Monday, November 21, 2011

The Stinky Princess

I was watching my two granddaughters a couple of days ago and four-year-old Rosannah was in a bad mood. It was bed time and I asked her to choose a story for me to read to her and her sister. She asked for a couple of books I did not see. I had a feeling it was a stalling tactic to avoid going to bed so I asked if she wanted me to read from a princess book I had recently given her for her birthday.

“I want the one about the STINKY princess!” she demanded.

I knew there was no such book, so I pulled out the traditional and unscented version and decided to improvise.

While stinky scenarios such as farting, stepping in dog poo and pooping in your pants are the kind of comedy four-year-olds love, no one really wants to hear about that behavior in princesses. These classy royal highnesses have an image to maintain after all. Rosannah quickly opted for the “not stinky princess” edition.

That is not to say that Rosannah won’t laugh at a book that features a farting dog, Pepe le Pew or some other odoriferous character, but in my granddaughter’s eyes (and nose) princesses are sacrosanct from fetid bodily emanations. I’m sure the royal diaper changer has another opinion, but I digress.

Fast forward to last night when I received a call from a man I’ll call George. George called on the guise of giving me information, but basically he wanted to complain. He lamented that he wasn’t seeing the results in his life that he expected and whined about how “nothing” in his life was going well. I reminded him of some of his recent victories and how important it was to build and focus on his successes, show gratitude etc, but he wasn’t hearing any of it. In fact, he was intent on pulling out every negative scenario he could think of and regurgitate it to me. I could tell these stories had been turned into internal movies he played over and over and over again.

Although he said he was unhappy and wanted something better, I suspect his actions to achieve his goals conflicted with his desires. Based on how passionate he was about his tales of woe, I had the feeling he relished in his misery. It made me think of how a dog loves to roll around in poop or some other fetid substance. The difference is the dog doesn’t complain about his smelly circumstances. He WANTS to be stinky. They LOVE that smell. Give a dog a bath, let him run in the backyard and he will seek the stink every time.

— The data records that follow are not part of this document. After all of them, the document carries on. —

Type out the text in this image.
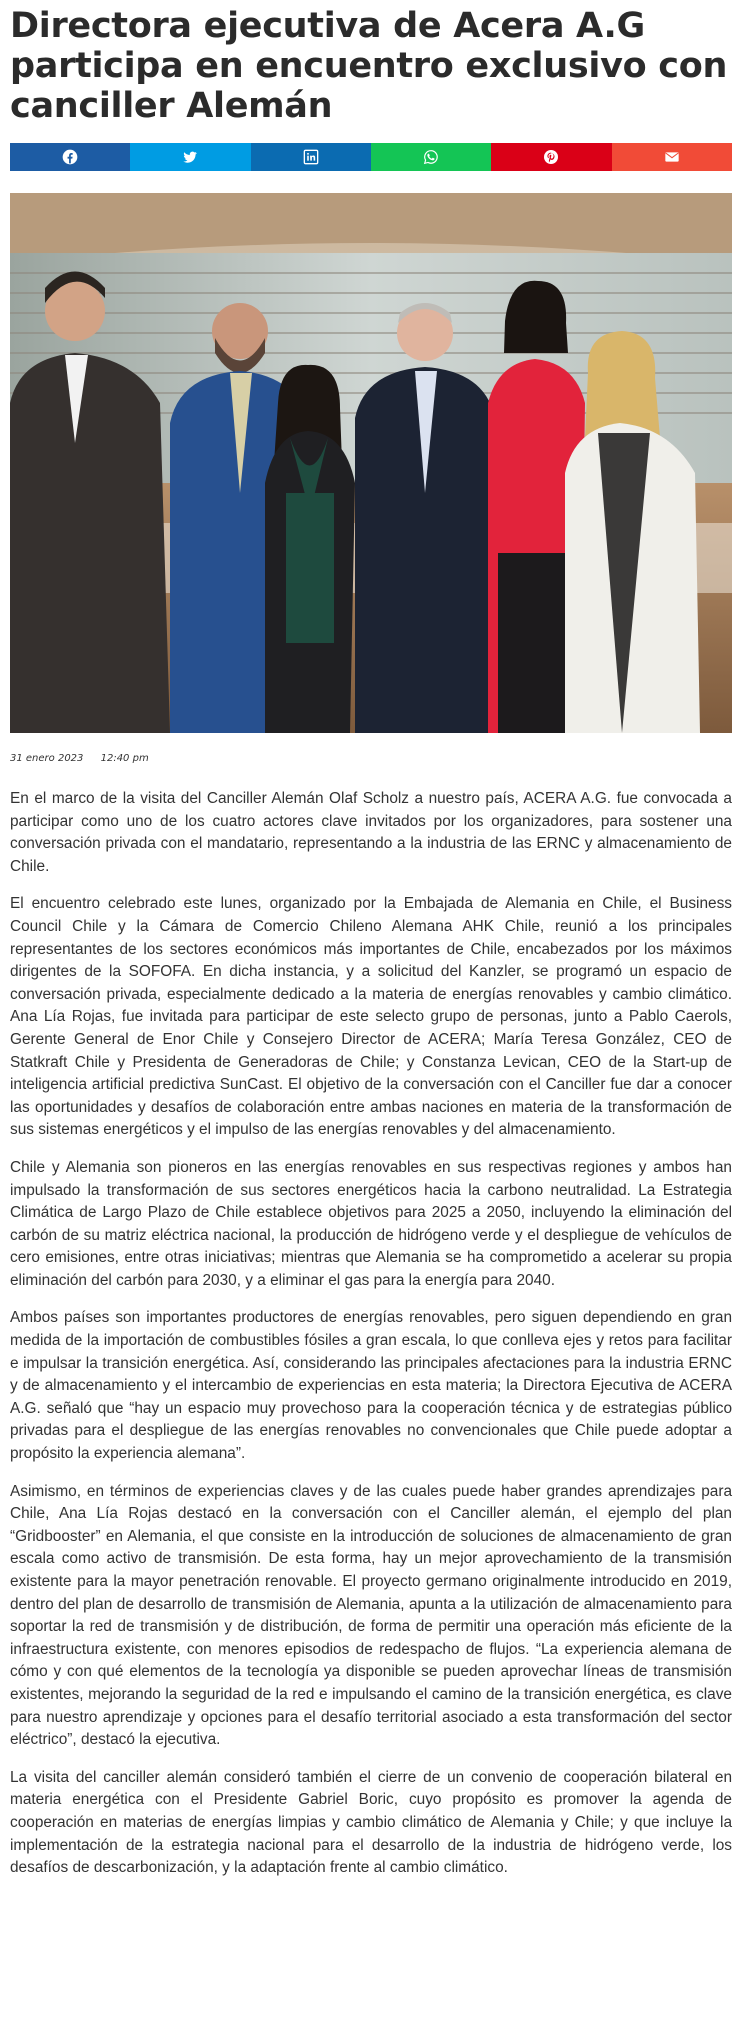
Directora ejecutiva de Acera A.G participa en encuentro exclusivo con canciller Alemán
31 enero 2023 12:40 pm

En el marco de la visita del Canciller Alemán Olaf Scholz a nuestro país, ACERA A.G. fue convocada a participar como uno de los cuatro actores clave invitados por los organizadores, para sostener una conversación privada con el mandatario, representando a la industria de las ERNC y almacenamiento de Chile.

El encuentro celebrado este lunes, organizado por la Embajada de Alemania en Chile, el Business Council Chile y la Cámara de Comercio Chileno Alemana AHK Chile, reunió a los principales representantes de los sectores económicos más importantes de Chile, encabezados por los máximos dirigentes de la SOFOFA. En dicha instancia, y a solicitud del Kanzler, se programó un espacio de conversación privada, especialmente dedicado a la materia de energías renovables y cambio climático. Ana Lía Rojas, fue invitada para participar de este selecto grupo de personas, junto a Pablo Caerols, Gerente General de Enor Chile y Consejero Director de ACERA; María Teresa González, CEO de Statkraft Chile y Presidenta de Generadoras de Chile; y Constanza Levican, CEO de la Start-up de inteligencia artificial predictiva SunCast. El objetivo de la conversación con el Canciller fue dar a conocer las oportunidades y desafíos de colaboración entre ambas naciones en materia de la transformación de sus sistemas energéticos y el impulso de las energías renovables y del almacenamiento.

Chile y Alemania son pioneros en las energías renovables en sus respectivas regiones y ambos han impulsado la transformación de sus sectores energéticos hacia la carbono neutralidad. La Estrategia Climática de Largo Plazo de Chile establece objetivos para 2025 a 2050, incluyendo la eliminación del carbón de su matriz eléctrica nacional, la producción de hidrógeno verde y el despliegue de vehículos de cero emisiones, entre otras iniciativas; mientras que Alemania se ha comprometido a acelerar su propia eliminación del carbón para 2030, y a eliminar el gas para la energía para 2040.

Ambos países son importantes productores de energías renovables, pero siguen dependiendo en gran medida de la importación de combustibles fósiles a gran escala, lo que conlleva ejes y retos para facilitar e impulsar la transición energética. Así, considerando las principales afectaciones para la industria ERNC y de almacenamiento y el intercambio de experiencias en esta materia; la Directora Ejecutiva de ACERA A.G. señaló que “hay un espacio muy provechoso para la cooperación técnica y de estrategias público privadas para el despliegue de las energías renovables no convencionales que Chile puede adoptar a propósito la experiencia alemana”.

Asimismo, en términos de experiencias claves y de las cuales puede haber grandes aprendizajes para Chile, Ana Lía Rojas destacó en la conversación con el Canciller alemán, el ejemplo del plan “Gridbooster” en Alemania, el que consiste en la introducción de soluciones de almacenamiento de gran escala como activo de transmisión. De esta forma, hay un mejor aprovechamiento de la transmisión existente para la mayor penetración renovable. El proyecto germano originalmente introducido en 2019, dentro del plan de desarrollo de transmisión de Alemania, apunta a la utilización de almacenamiento para soportar la red de transmisión y de distribución, de forma de permitir una operación más eficiente de la infraestructura existente, con menores episodios de redespacho de flujos. “La experiencia alemana de cómo y con qué elementos de la tecnología ya disponible se pueden aprovechar líneas de transmisión existentes, mejorando la seguridad de la red e impulsando el camino de la transición energética, es clave para nuestro aprendizaje y opciones para el desafío territorial asociado a esta transformación del sector eléctrico”, destacó la ejecutiva.

La visita del canciller alemán consideró también el cierre de un convenio de cooperación bilateral en materia energética con el Presidente Gabriel Boric, cuyo propósito es promover la agenda de cooperación en materias de energías limpias y cambio climático de Alemania y Chile; y que incluye la implementación de la estrategia nacional para el desarrollo de la industria de hidrógeno verde, los desafíos de descarbonización, y la adaptación frente al cambio climático.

If you seek a better way, I can offer a better alternative.
In my book, Erase Negativity and Embrace the Magic Within, we discuss a few tips on avoiding rolling around in the mud (or worse.) I dub this stinky self flagellated mindset a victim mentality. It is so common that we devoted a whole chapter to it.

Here are a few tips.

•Don’t blame others for your problems.
Lose the victim mentality and take responsibility for your life – bumps and all. Life is not something that is handed to you, it is something you create. Adopt a proactive approach that shifts from “What can I get?” to “What can I contribute?” Next time you find yourself wanting to point a blaming finger at someone else, take note of your hand. While your finger and thumb may be pointing at someone else, three fingers are pointed right back at you!

•Align yourself with people, situations or organizations that can help put you on a successful path.
Ask yourself, “What am I focusing on?” If it’s not positive, redirect your thoughts.

•Take responsibility and find ways to succeed.
If people put more energy into solving problems instead of whining about them, all of our lives would be easier. When Thomas Alva Edison was experimenting with the correct filament for his light bulb, he was unsuccessful more than 1,000 times. Rather than becoming discouraged he is quoted as saying, “We now know a thousand ways not to build a light bulb”. What an enlightened concept!

•Forgive.
Victims are often shackled by their inability, or unwillingness, to forgive others or themselves. Harboring resentments, even those that seem justified, do not help the situation. In fact, it makes it worse. Corrie Ten Boom said, "Forgiveness is setting the prisoner free, only to find out that the prisoner was me.” We cannot change the past. Forgive others, or yourself, and move on. Your heart will be lighter and you will be able to pursue happier endeavors.

In conclusion I ask that you follow my granddaughter’s lead. She could have heard a story about a stinky princess (I already had a plot in mind) but she decided to go with the unscented version. Life isn’t always happily ever after, but if you focus on what’s good in life as opposed to what stinks, it makes more sense (and scents) that you will look, feel and smell a lot better.